La piaga del body shaming colpisce anche le super modelle. Lo sa bene Adriana Lima, più volte angelo di Victoria's Secret nonché protagonista di quattro calendari Pirelli.
Criticata per i kg presi durante la terza gravidanza, che il 29 agosto del 2022 l'ha resa madre del piccolo Cyan Lima Lemmers, nato dall'amore per il produttore Andre Lemmers, è diventata nuovamente bersaglio degli strali degli haters a seguito della presenza, lo scorso 13 novembre, sul red carpet della prima del film Hunger Games - la Ballata dell'Usignolo e del Serpente, diretto da Francis Lawrence.

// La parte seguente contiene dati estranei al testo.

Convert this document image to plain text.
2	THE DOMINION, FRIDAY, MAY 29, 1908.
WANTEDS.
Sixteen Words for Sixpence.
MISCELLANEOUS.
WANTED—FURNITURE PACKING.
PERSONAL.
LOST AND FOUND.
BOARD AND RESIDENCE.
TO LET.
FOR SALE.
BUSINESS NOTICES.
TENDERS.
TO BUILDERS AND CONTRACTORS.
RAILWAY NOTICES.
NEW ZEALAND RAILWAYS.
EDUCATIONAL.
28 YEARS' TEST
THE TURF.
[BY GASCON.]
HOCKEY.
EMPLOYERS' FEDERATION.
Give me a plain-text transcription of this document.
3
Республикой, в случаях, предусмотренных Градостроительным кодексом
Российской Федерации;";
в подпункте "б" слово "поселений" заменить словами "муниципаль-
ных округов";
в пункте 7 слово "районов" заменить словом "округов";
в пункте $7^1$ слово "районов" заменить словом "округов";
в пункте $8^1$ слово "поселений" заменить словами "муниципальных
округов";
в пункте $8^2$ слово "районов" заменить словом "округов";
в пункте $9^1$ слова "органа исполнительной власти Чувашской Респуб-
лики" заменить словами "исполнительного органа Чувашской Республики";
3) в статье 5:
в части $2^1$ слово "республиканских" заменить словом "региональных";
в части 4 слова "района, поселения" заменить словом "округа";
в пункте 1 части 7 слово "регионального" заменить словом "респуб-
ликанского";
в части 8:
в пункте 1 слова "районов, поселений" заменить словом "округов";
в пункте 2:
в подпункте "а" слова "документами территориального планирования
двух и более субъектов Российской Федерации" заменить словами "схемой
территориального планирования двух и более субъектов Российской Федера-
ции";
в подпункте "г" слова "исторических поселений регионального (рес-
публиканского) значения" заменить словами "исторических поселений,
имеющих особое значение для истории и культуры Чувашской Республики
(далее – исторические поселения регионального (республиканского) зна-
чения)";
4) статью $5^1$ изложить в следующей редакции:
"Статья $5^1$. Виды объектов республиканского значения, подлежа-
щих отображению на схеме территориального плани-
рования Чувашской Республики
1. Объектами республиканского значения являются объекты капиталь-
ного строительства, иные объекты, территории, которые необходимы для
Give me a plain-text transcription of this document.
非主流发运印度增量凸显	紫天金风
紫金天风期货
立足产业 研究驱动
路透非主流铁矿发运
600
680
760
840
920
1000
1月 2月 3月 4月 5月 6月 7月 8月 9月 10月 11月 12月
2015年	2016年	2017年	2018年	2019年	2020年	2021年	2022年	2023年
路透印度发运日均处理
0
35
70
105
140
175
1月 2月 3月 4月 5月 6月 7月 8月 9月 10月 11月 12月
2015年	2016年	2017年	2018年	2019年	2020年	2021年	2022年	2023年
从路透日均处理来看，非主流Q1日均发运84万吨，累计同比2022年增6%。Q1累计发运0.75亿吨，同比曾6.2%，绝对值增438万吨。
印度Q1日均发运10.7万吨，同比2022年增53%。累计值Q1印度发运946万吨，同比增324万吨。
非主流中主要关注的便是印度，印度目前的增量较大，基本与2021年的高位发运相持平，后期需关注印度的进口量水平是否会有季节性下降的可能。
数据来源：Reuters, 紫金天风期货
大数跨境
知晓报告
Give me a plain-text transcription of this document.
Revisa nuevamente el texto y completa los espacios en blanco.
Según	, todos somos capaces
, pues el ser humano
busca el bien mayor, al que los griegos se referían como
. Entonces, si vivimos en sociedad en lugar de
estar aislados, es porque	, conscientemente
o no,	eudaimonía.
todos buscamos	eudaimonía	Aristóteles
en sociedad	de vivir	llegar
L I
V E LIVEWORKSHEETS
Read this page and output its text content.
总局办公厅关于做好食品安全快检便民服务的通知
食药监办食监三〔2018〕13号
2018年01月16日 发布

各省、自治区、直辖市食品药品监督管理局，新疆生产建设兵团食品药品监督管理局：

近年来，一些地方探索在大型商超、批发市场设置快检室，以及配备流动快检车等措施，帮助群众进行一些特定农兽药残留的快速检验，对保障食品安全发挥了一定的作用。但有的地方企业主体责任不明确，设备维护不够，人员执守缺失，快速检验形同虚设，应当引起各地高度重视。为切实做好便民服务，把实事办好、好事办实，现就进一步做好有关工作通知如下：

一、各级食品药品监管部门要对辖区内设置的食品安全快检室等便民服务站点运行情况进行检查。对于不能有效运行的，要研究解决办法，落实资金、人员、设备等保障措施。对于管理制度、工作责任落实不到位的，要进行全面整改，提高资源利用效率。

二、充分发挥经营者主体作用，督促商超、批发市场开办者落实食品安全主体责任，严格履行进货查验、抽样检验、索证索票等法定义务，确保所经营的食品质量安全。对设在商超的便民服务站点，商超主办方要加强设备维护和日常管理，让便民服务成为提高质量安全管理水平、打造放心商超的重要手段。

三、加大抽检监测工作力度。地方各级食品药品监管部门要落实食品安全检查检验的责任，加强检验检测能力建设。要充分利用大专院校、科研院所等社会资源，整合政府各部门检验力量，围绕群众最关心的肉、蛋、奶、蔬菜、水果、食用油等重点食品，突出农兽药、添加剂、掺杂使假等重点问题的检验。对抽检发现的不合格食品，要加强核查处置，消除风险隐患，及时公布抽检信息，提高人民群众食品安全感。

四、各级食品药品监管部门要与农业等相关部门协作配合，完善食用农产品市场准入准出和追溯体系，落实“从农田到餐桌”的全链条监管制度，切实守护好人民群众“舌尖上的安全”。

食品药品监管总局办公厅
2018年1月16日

Con un bellissimo outfit che, tra scarpe e vestito, ha visto il rosso e il nero come colori dominanti - la prima cromia è stata richiamata tramite il make up delle labbra, in evidenza rispetto al resto del viso - Adriana Lima è stata accusata di avere un volto troppo gonfio e tirato per via degli eccessi con la chirurgia estetica.
La risposta della modella, che lo scorso 12 giugno ha spento 42 candeline e che dopo l'ultimo parto, in occasione di un'intervista a People ha affermato di fare fatica ogni giorno nell'accettare il proprio corpo e di doversi ricordare di essere umana e insicura, non si è fatta attendere.
È arrivata su Instagram, con una Stories in cui appare in cucina, in tuta, senza un filo di trucco e con l'espressione stanca che chiunque ha fuori dai contesti patinati, quando gli impegni si rincorrono e ci si chiede perché le giornate non durino 48 ore.
"The face of a tired mom of one teenage girl, two pre-teens, one active boy, a 1 year old learning to walk, and three dogs... thanks for your concern": una caption che è uno schiaffo a qualsiasi giudizio e, soprattutto, una fantastica lezione di normalità oltre ai filtri e alla rincorsa di una perfezione che, ribadiamolo per l'ennesima volta, non esiste e sì, va benissimo così.